Budget 2021: Sunak ups Covid support but warns of need to 'rebuild fiscal resilience'

OBR warns departments could face "increasingly tight budgets" as chancellor pledges to rebuild "fiscal resilience”
Photo: Ian Davidson/Alamy Live News

The chancellor has warned of belt-tightening to come as the UK begins preparing its public finances, as he extended economic support for people and businesses affected by coronavirus.

Announcing a further £65bn in spending on measures to dampen the impact of the pandemic, Rishi Sunak said the bill for coronavirus support would reach £407bn by the end of the year.

And as he warned that “once we are on the way to recovery, we will need to begin fixing the public finances”, the Office for Budget Responsibility said departments could face "increasingly tight budgets" in the years to come.

The additional support Sunak announced in today’s statement include extensions to the furlough and self-employed support schemes to September, with the level of support tapering down in the final few months. The government will also provide £5bn in grants for high street and hospitalist companies, keep the £20-a-week uplift in Universal Credit payments announced last year in place for a further six months, and extend a cut to stamp duty and business rates.

As the support package will push borrowing up to the highest level since World War Two, Sunak said: “Just as it would be irresponsible to withdraw support too soon, it would also be irresponsible to allow our future borrowing and debt to rise unchecked.”

“When crises come, we need to be able to act and we need the fiscal freedom to act: a freedom you only have if you start with the public finances in a good and strong place,” he added.

Sunak credited the decade of austerity under successive Conservative governments since 2021 with “rebuilding our fiscal resilience” to enable the current administration to respond to the Covid-19 crisis “as boldly as we have”.

However, it said it would not be "sensible" to set precise fiscal targets and deadlines to achieve them by at this point.

He said his fiscal decisions were based on three principles: that the state should not be borrowing to spend for ordinary public spending; that debt could not be allowed to keep rising; and to take advantage of lower interest rates to invest in capital projects that could contribute to economic growth.

To help meet these aims, the chancellor said corporation tax would rise to from 19% to 25% for the biggest businesses by the end of 2023. By the end of that period, the increase will raise £17bn a year, according to Treasury forecasts.

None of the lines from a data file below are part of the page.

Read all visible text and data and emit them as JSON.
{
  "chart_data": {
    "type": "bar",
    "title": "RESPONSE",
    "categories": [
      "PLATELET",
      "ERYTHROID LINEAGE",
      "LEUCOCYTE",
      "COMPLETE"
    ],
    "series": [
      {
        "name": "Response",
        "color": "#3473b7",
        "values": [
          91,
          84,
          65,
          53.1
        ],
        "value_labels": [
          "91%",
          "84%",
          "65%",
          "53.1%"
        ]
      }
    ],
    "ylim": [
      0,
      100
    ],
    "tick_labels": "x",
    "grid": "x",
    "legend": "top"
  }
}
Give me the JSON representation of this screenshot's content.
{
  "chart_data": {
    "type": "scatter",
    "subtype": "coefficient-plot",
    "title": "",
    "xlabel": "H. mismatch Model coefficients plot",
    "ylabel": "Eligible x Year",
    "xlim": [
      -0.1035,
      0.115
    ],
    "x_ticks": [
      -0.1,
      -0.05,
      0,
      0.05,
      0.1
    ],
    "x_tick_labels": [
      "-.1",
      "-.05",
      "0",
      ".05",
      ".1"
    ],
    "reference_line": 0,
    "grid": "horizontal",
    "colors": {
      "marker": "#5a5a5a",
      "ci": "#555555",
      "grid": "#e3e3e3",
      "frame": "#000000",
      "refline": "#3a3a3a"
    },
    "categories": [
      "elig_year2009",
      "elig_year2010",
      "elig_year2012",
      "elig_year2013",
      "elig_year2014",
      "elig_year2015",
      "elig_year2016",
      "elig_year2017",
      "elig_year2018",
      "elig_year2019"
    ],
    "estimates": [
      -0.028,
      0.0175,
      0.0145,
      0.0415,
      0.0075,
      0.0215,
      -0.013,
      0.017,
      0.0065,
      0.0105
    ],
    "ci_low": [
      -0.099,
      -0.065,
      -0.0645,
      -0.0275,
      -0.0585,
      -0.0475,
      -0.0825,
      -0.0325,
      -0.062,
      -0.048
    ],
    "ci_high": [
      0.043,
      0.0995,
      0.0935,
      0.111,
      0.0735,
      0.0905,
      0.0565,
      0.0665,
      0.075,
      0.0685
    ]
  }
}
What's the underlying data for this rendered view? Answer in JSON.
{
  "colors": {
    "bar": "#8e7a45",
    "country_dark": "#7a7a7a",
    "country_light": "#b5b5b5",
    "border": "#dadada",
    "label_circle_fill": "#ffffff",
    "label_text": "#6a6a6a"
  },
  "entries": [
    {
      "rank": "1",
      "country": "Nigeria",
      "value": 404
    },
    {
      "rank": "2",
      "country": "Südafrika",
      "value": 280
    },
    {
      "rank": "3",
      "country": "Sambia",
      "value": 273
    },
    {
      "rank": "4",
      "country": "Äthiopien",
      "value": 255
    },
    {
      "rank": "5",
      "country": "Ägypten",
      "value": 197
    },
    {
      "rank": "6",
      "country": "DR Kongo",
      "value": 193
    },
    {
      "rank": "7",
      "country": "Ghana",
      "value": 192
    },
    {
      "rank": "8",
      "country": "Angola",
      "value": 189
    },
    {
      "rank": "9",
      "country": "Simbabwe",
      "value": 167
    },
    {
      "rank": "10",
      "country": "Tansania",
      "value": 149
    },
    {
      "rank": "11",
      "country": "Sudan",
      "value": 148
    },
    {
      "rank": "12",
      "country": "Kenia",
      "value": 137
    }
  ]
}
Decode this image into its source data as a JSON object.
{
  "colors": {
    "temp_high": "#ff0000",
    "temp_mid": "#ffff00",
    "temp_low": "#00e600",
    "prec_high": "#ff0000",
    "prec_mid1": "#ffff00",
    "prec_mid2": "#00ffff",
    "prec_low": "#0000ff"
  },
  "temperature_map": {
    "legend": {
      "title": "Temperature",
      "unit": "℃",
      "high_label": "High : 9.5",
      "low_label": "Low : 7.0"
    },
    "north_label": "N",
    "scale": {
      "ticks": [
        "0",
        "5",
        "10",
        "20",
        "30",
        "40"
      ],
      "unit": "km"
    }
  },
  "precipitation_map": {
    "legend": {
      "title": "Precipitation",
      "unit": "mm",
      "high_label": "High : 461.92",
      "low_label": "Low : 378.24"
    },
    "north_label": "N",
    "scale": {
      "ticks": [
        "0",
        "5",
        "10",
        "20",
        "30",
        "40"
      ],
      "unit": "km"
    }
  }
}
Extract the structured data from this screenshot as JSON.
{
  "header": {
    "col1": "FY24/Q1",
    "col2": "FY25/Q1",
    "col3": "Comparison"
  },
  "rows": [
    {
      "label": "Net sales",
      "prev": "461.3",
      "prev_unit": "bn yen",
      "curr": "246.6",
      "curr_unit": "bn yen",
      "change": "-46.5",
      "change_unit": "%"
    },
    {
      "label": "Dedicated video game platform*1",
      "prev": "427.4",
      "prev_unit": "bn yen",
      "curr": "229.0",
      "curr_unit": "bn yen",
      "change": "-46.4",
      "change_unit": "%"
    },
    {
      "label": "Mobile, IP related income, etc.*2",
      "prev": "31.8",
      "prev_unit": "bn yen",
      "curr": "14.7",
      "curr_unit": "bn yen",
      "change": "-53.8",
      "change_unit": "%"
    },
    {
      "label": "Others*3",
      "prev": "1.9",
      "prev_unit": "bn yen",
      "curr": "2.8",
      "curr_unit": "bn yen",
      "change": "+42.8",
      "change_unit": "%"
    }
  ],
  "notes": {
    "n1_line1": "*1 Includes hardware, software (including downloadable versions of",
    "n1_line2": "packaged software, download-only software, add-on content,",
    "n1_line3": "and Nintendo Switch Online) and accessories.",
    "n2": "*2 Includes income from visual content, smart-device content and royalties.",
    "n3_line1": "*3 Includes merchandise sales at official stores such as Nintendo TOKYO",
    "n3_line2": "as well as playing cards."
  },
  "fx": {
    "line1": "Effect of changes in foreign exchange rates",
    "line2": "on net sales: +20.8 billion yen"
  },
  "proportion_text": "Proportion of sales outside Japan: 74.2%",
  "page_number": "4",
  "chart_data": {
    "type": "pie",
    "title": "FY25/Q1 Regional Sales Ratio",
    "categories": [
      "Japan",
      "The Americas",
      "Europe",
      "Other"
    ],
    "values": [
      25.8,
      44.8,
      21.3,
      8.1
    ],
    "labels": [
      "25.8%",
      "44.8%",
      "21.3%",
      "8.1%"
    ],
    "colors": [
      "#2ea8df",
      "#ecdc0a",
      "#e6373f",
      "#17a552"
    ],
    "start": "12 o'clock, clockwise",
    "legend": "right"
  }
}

He will also freeze income tax thresholds and the higher-rate threshold from next year until 2026. The Treasury predicts the freeze, which amounts to a tax increase, will eventually raise £7bn a year.

A new Covid task force and extra funding for HM Revenue and Customs will also help to save money by rooting out fraud and tax avoidance, he said.

But the Office for Budget Responsibility has warned that departments should brace for possible budget cuts over the next few years, which could be announced in the Spending Review later this year.

At several points in his Budget statement, Sunak referred to the OBR having predicted higher than previously expected levels of growth for the UK in the coming months.

In today's report,  published alongside the budget, the OBR said planned RDEL spending – used to fund departments’ everyday activities and public services – had been revised down compared to its March 2020 forecast by between £14.3bn and £16.5bn a year over the next few years. Those figures include cuts to plans announced in this Budget of between £3.3bn and £3.9bn a year from 2022-23 to 2025-26, it said.

“This implies increasingly tight budgets for non-protected departments (i.e. those outside health, education, defence and overseas aid) going into the next Spending Review this autumn, especially given the government’s stated intention to return the aid budget to 0.7 per cent of national income ‘when the fiscal position allows’,” the OBR said.

The chancellor did not use the Budget to reverse plans for a freeze on pay rises for most civil servants, as unions had urged him to do.

Today's Budget also brought news that applications for the Levelling Up Fund, designed to drive regeneration in “left behind” areas by investing in local infrastructure, have now opened.